When in doubt, feel.
Feeling what’s arising is the ironic way to suffer less. Yes, leaning into discomfort makes it not feel so much like discomfort. The resistance is gone. The hiding and fear are gone. Leaning into safe, perfect energy is all there is.
When you feel, what wants to happen is happening. It’s a relief, no different than a deep breath after holding your breath. No different than eating after starving or resting after hard work.
Yet, freely feeling is oh so rare.
If I coached 50 people in various ways last week, at the root of suffering for 50 out of 50 of them was resistance to what was arising.
Refusal to feel.
We don’t like the anger that’s arising so we try to see things in a nicer light to bypass or soften what’s arising. This is resistance and it will always hurt more in the end.

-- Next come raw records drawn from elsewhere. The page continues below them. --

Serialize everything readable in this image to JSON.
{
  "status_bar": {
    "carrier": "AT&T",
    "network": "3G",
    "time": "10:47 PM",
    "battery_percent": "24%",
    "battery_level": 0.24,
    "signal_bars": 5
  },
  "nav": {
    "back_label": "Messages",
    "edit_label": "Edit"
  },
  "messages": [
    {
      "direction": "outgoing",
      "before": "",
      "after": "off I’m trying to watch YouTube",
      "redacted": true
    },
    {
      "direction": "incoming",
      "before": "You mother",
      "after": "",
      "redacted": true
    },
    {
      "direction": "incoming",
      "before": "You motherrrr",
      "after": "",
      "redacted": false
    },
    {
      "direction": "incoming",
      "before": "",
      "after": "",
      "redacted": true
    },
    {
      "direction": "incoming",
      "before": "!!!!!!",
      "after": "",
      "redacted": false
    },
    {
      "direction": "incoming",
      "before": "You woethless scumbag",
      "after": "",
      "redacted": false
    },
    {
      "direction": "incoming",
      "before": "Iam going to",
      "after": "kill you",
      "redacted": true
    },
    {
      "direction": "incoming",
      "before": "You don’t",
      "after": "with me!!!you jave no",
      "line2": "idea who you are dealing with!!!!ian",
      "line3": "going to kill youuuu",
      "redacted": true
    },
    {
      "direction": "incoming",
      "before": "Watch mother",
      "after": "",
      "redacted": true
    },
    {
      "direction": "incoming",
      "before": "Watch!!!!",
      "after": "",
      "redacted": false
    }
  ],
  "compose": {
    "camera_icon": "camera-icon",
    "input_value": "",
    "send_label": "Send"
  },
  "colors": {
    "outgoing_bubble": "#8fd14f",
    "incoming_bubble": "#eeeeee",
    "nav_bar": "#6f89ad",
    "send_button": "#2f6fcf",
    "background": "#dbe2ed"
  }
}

We don’t think grief should last this long so we try to cheer ourselves up with more work, purchases, or closer relationships. When these things are used to distract from sadness, sadness knocks louder.

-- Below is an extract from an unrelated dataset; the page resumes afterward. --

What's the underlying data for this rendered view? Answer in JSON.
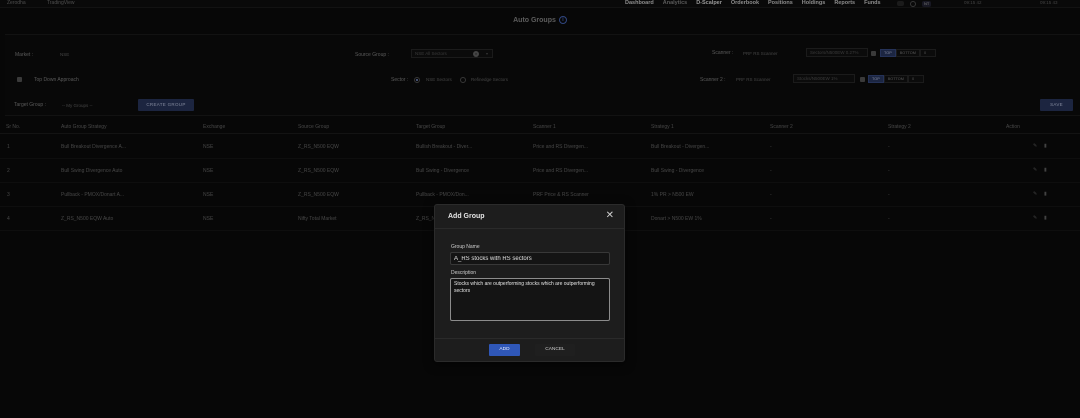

We don’t want to face old resentments, traumas or regrets so our mind fixates on food or anxiety or lower back pain instead. We always suffer more this way.
I can look at any suffering and see a resistance to feeling at the center of it. Look for yourself. You’ll see it too.
When in doubt, feel. Welcome what’s arising even when your mind says that’s a bad idea. Energy is arising to be felt, not to be pushed away.